Hacker News new | ask | show | jobs
ReCAPTCHA Dataset (deathlyface.tech)
64 points by deathlyface 2210 days ago
4 comments

Just for fun I started answering all of the Google captchas incorrectly - I’d select every image except the ones matching the challenge and then go to DuckDuckGo when I got tired of doing that. A few things I noticed was that if you select an incorrect image it will probably show up again later to see if you answer it incorrectly again, you can exhaust the number of replacement images that pop up when you answer one incorrectly, and after a week of doing this I stopped seeing the captchas.
Whenever I do that I just get an endless stream of more captchas to fill out.
recaptcha has been broke for years (thanks to google) and I wish that it dies soon...
They are so annoying that I block scripts of captchas in uBlock Origin. So far I've blocked the scripts of recaptcha and hcaptcha [1]. If a website uses a script captcha I leave. But recatcha told me once I was a bot, so I guess it's OK that I don't use websites that don't like bots.

[1] The 3 uBlock Origin filters:

  ||www.google.com/recaptcha/*$script,important
  ||www.recaptcha.net^$script,important
  ||hcaptcha.com^$script,important
It's not even that effective. Spammers just pay people in bangladesh to do them.
The point of captchas is that they cost resources (human time, money, computing power) to solve. Captcha is essentially a proof-of-work scheme, and a very nasty one, because it is designed to torture users instead of relying on computers to do the work. There are computer PoW-based alternatives to captcha, but they are not widely used for some reason (why?).
> There are computer PoW-based alternatives to captcha, but they are not widely used for some reason (why?)

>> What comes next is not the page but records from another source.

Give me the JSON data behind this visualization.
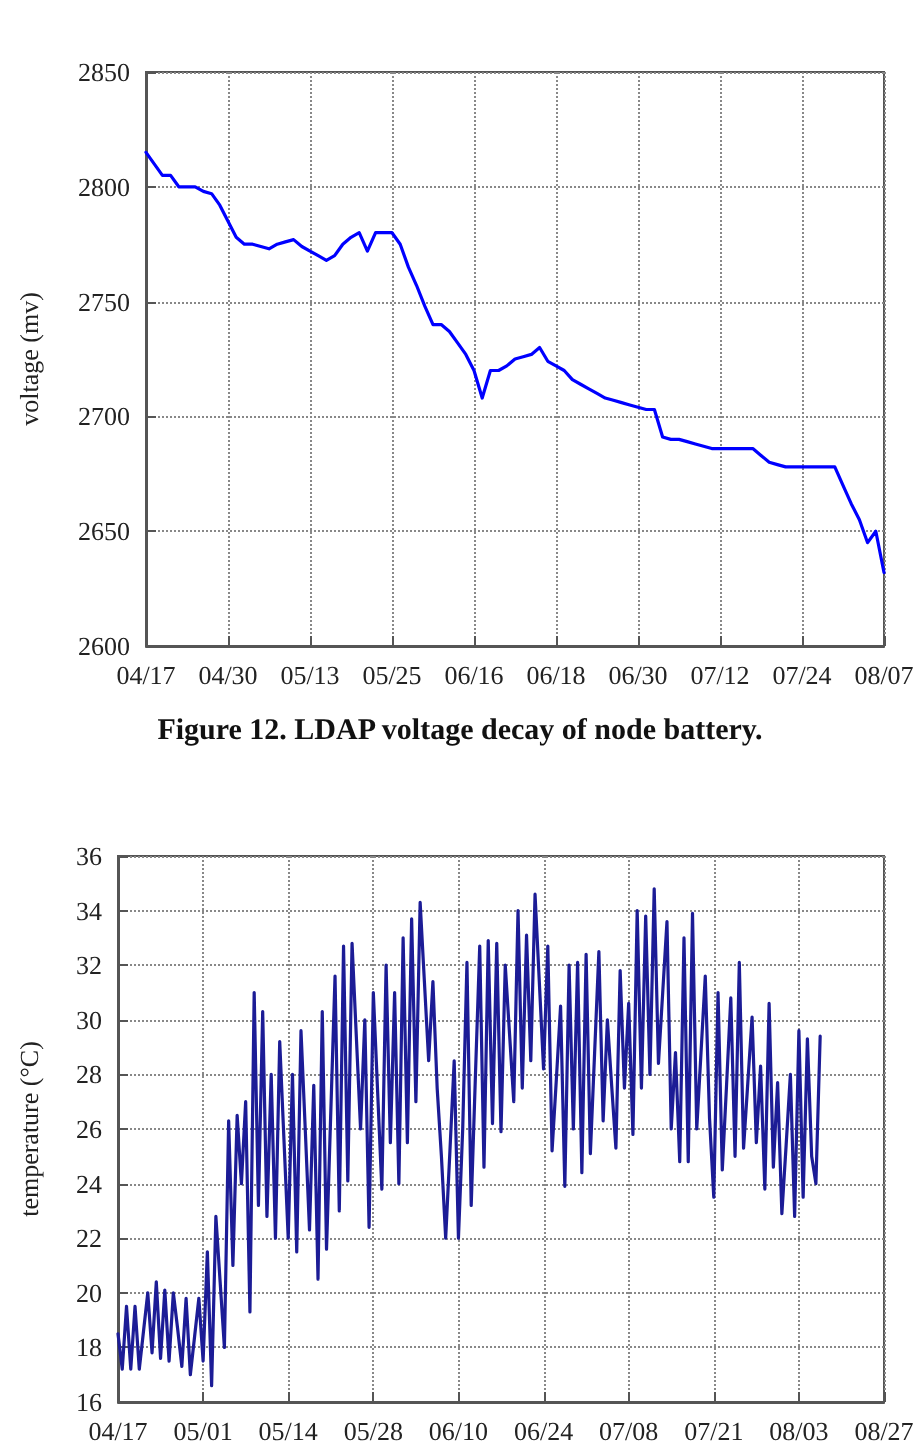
{
  "chart_data": [
    {
      "type": "line",
      "title": "Figure 12. LDAP voltage decay of node battery.",
      "ylabel": "voltage (mv)",
      "grid": true,
      "line_style": "solid",
      "categories": [
        "04/17",
        null,
        null,
        null,
        null,
        null,
        null,
        null,
        null,
        null,
        "04/30",
        null,
        null,
        null,
        null,
        null,
        null,
        null,
        null,
        null,
        "05/13",
        null,
        null,
        null,
        null,
        null,
        null,
        null,
        null,
        null,
        "05/25",
        null,
        null,
        null,
        null,
        null,
        null,
        null,
        null,
        null,
        "06/16",
        null,
        null,
        null,
        null,
        null,
        null,
        null,
        null,
        null,
        "06/18",
        null,
        null,
        null,
        null,
        null,
        null,
        null,
        null,
        null,
        "06/30",
        null,
        null,
        null,
        null,
        null,
        null,
        null,
        null,
        null,
        "07/12",
        null,
        null,
        null,
        null,
        null,
        null,
        null,
        null,
        null,
        "07/24",
        null,
        null,
        null,
        null,
        null,
        null,
        null,
        null,
        null,
        "08/07"
      ],
      "ylim": [
        2600,
        2850
      ],
      "yticks": [
        2600,
        2650,
        2700,
        2750,
        2800,
        2850
      ],
      "series": [
        {
          "color": "#0000ff",
          "values": [
            2815,
            2810,
            2805,
            2805,
            2800,
            2800,
            2800,
            2798,
            2797,
            2792,
            2785,
            2778,
            2775,
            2775,
            2774,
            2773,
            2775,
            2776,
            2777,
            2774,
            2772,
            2770,
            2768,
            2770,
            2775,
            2778,
            2780,
            2772,
            2780,
            2780,
            2780,
            2775,
            2765,
            2757,
            2748,
            2740,
            2740,
            2737,
            2732,
            2727,
            2720,
            2708,
            2720,
            2720,
            2722,
            2725,
            2726,
            2727,
            2730,
            2724,
            2722,
            2720,
            2716,
            2714,
            2712,
            2710,
            2708,
            2707,
            2706,
            2705,
            2704,
            2703,
            2703,
            2691,
            2690,
            2690,
            2689,
            2688,
            2687,
            2686,
            2686,
            2686,
            2686,
            2686,
            2686,
            2683,
            2680,
            2679,
            2678,
            2678,
            2678,
            2678,
            2678,
            2678,
            2678,
            2670,
            2662,
            2655,
            2645,
            2650,
            2632
          ]
        }
      ]
    },
    {
      "type": "line",
      "ylabel": "temperature (°C)",
      "grid": true,
      "line_style": "solid",
      "categories": [
        "04/17",
        null,
        null,
        null,
        null,
        null,
        null,
        null,
        null,
        null,
        null,
        null,
        null,
        null,
        null,
        null,
        null,
        null,
        null,
        null,
        "05/01",
        null,
        null,
        null,
        null,
        null,
        null,
        null,
        null,
        null,
        null,
        null,
        null,
        null,
        null,
        null,
        null,
        null,
        null,
        null,
        "05/14",
        null,
        null,
        null,
        null,
        null,
        null,
        null,
        null,
        null,
        null,
        null,
        null,
        null,
        null,
        null,
        null,
        null,
        null,
        null,
        "05/28",
        null,
        null,
        null,
        null,
        null,
        null,
        null,
        null,
        null,
        null,
        null,
        null,
        null,
        null,
        null,
        null,
        null,
        null,
        null,
        "06/10",
        null,
        null,
        null,
        null,
        null,
        null,
        null,
        null,
        null,
        null,
        null,
        null,
        null,
        null,
        null,
        null,
        null,
        null,
        null,
        "06/24",
        null,
        null,
        null,
        null,
        null,
        null,
        null,
        null,
        null,
        null,
        null,
        null,
        null,
        null,
        null,
        null,
        null,
        null,
        null,
        "07/08",
        null,
        null,
        null,
        null,
        null,
        null,
        null,
        null,
        null,
        null,
        null,
        null,
        null,
        null,
        null,
        null,
        null,
        null,
        null,
        "07/21",
        null,
        null,
        null,
        null,
        null,
        null,
        null,
        null,
        null,
        null,
        null,
        null,
        null,
        null,
        null,
        null,
        null,
        null,
        null,
        "08/03",
        null,
        null,
        null,
        null,
        null,
        null,
        null,
        null,
        null,
        null,
        null,
        null,
        null,
        null,
        null,
        null,
        null,
        null,
        null,
        "08/27"
      ],
      "ylim": [
        16,
        36
      ],
      "yticks": [
        16,
        18,
        20,
        22,
        24,
        26,
        28,
        30,
        32,
        34,
        36
      ],
      "series": [
        {
          "color": "#1c1c96",
          "values": [
            18.5,
            17.2,
            19.5,
            17.2,
            19.5,
            17.2,
            18.6,
            20,
            17.8,
            20.4,
            17.6,
            20.1,
            17.5,
            20,
            18.7,
            17.3,
            19.8,
            17,
            18.4,
            19.8,
            17.5,
            21.5,
            16.6,
            22.8,
            20.4,
            18,
            26.3,
            21,
            26.5,
            24,
            27,
            19.3,
            31,
            23.2,
            30.3,
            22.8,
            28,
            22,
            29.2,
            25.6,
            22,
            28,
            21.5,
            29.6,
            26,
            22.3,
            27.6,
            20.5,
            30.3,
            21.6,
            26.6,
            31.6,
            23,
            32.7,
            24.1,
            32.8,
            29.4,
            26,
            30,
            22.4,
            31,
            27.4,
            23.8,
            32,
            25.5,
            31,
            24,
            33,
            25.5,
            33.7,
            27,
            34.3,
            31.4,
            28.5,
            31.4,
            27.5,
            25,
            22,
            25.2,
            28.5,
            22,
            26,
            32.1,
            23.2,
            28,
            32.7,
            24.6,
            32.9,
            26.2,
            32.8,
            25.9,
            32,
            29.5,
            27,
            34,
            27.5,
            33.1,
            28.5,
            34.6,
            31.4,
            28.2,
            32.7,
            25.2,
            27.8,
            30.5,
            23.9,
            32,
            26,
            32.1,
            24.4,
            32.4,
            25.1,
            28.8,
            32.5,
            26.3,
            30,
            27.6,
            25.3,
            31.8,
            27.5,
            30.6,
            25.8,
            34,
            27.5,
            33.8,
            28,
            34.8,
            28.4,
            31,
            33.6,
            26,
            28.8,
            24.8,
            33,
            24.8,
            33.9,
            26,
            28.8,
            31.6,
            26.4,
            23.5,
            31,
            24.5,
            27.6,
            30.8,
            25,
            32.1,
            25.3,
            27.7,
            30.1,
            25.5,
            28.3,
            23.8,
            30.6,
            24.6,
            27.7,
            22.9,
            25.4,
            28,
            22.8,
            29.6,
            23.5,
            29.3,
            25,
            24,
            29.4,
            null,
            null,
            null,
            null,
            null,
            null,
            null,
            null,
            null,
            null,
            null,
            null,
            null,
            null,
            null
          ]
        }
      ]
    }
  ]
}
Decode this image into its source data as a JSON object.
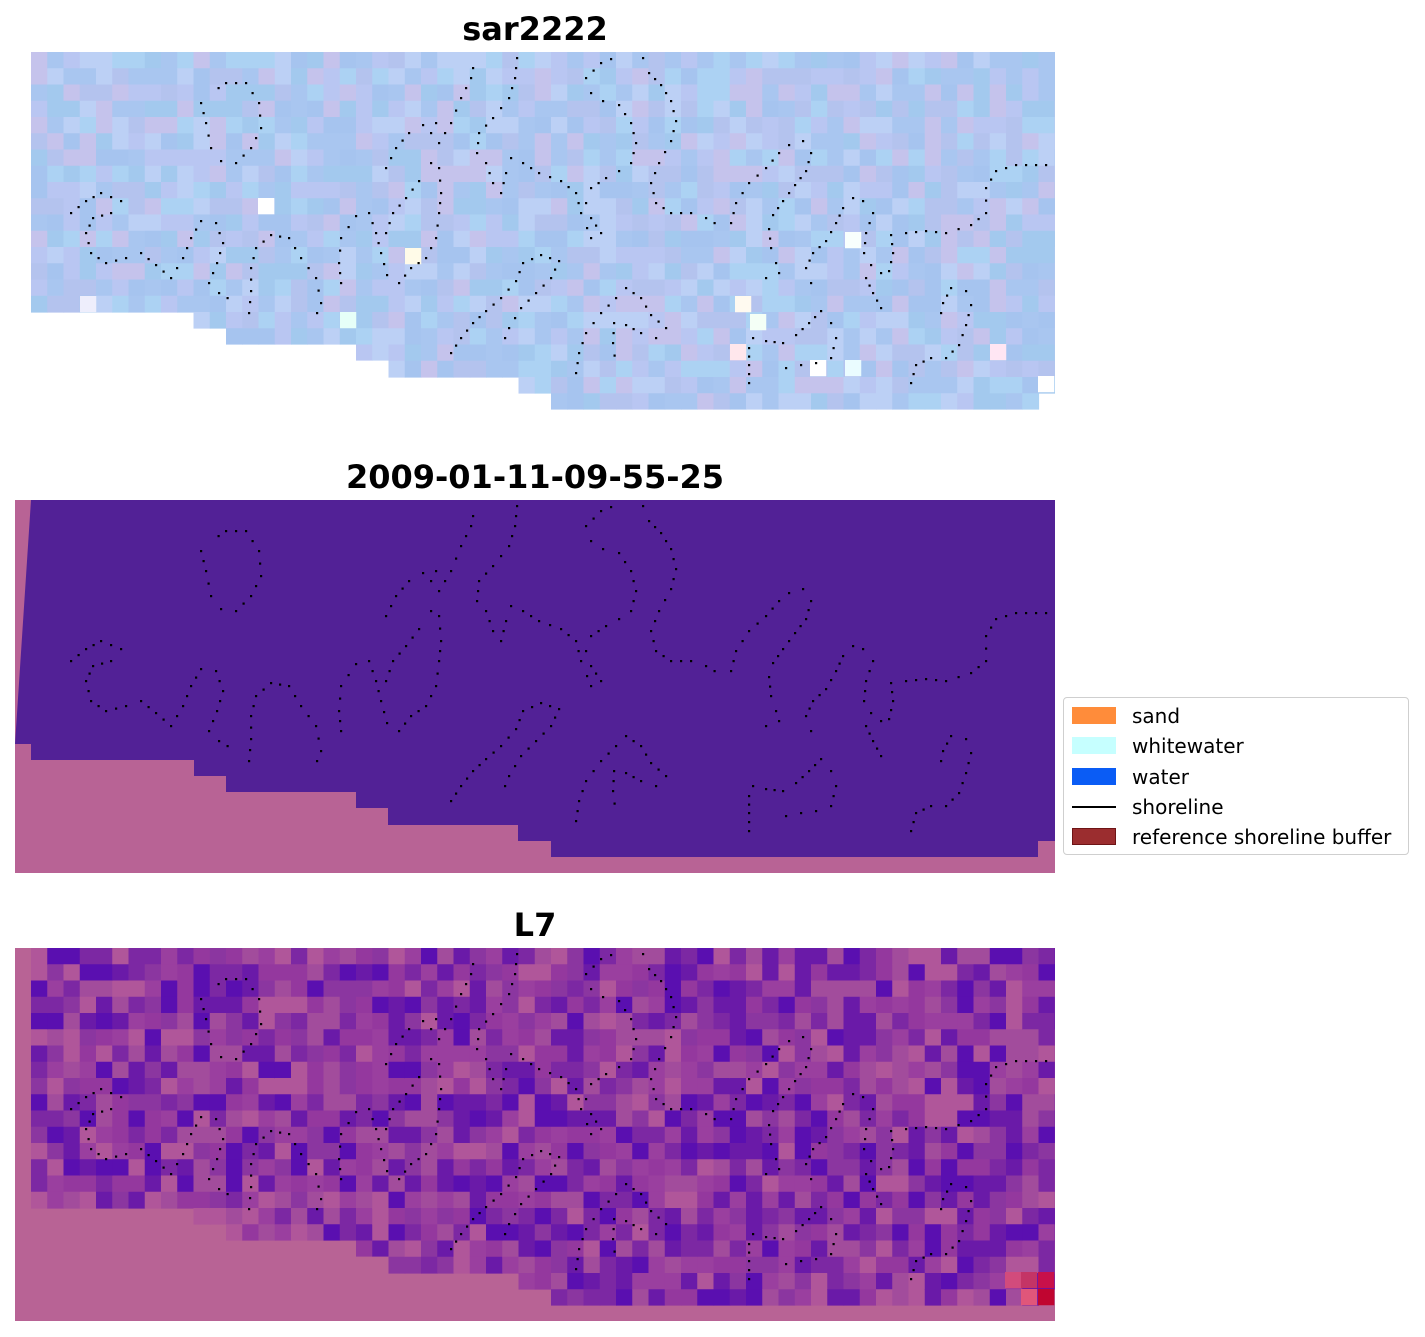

Because when you're renting a cheap botnet for your spam campaign, you don't care that some poor random person's device has to solve a PoW. Ironically you punish everyone except spammers because they certainly aren't using their own hardware.

This is why stuff like hashcash (which had email spam in mind) was dead on arrival.

People (like the commenter above) often assert that spammers can just buy human labor thus recaptcha is useless. But you're already in a whole different ballgame with sites like Twitter if you're attracting targeted human attacks.

If you replace the CAPTCHA with a Hashcash-like PoW system, couldn't the server increase the difficulty when it receives too many connections from an IP?

Even with a huge botnet, spammers can only have so many IPs and computing power.

The difficulty could easily be adjusted to have a computing time ranging from a few milliseconds on a cheap smartphone (default) to a few minutes/hours on a desktop computer (for abusers).

Then it becomes a tax on people with underpowered phones, doesn't it?
It also becomes a tax on people who are pro-privacy (e.g., running uBlock Origin), since they don’t look like “normal” users and therefore have to solve captchas. All. The. Damned. Time.
@Chirael have you tried using the Privacy Pass extension? I hate Captchas as well but the extension makes it somewhat easier.
Does it work for all reCAPTCHAs or just CloudFlare's?
Are these just scraped? Or how have they been obtained?
> it took hundreds of hours for me to collect it

I assume they were hand-scraped. (Actually, you could probably mturk this if you needed a larger dataset.)

Some of them manually, and the rest are automatic (using script)
Thank you very much for the images!

The link in your blog still redirects to Google Drive :)

I fixed it. Thanks for reminding me.
Thanks for the effort, this set looks really useful.
Does this guy own the rights to these images?
Is there a market for these tiny photographs?
No, just an open door to litigation.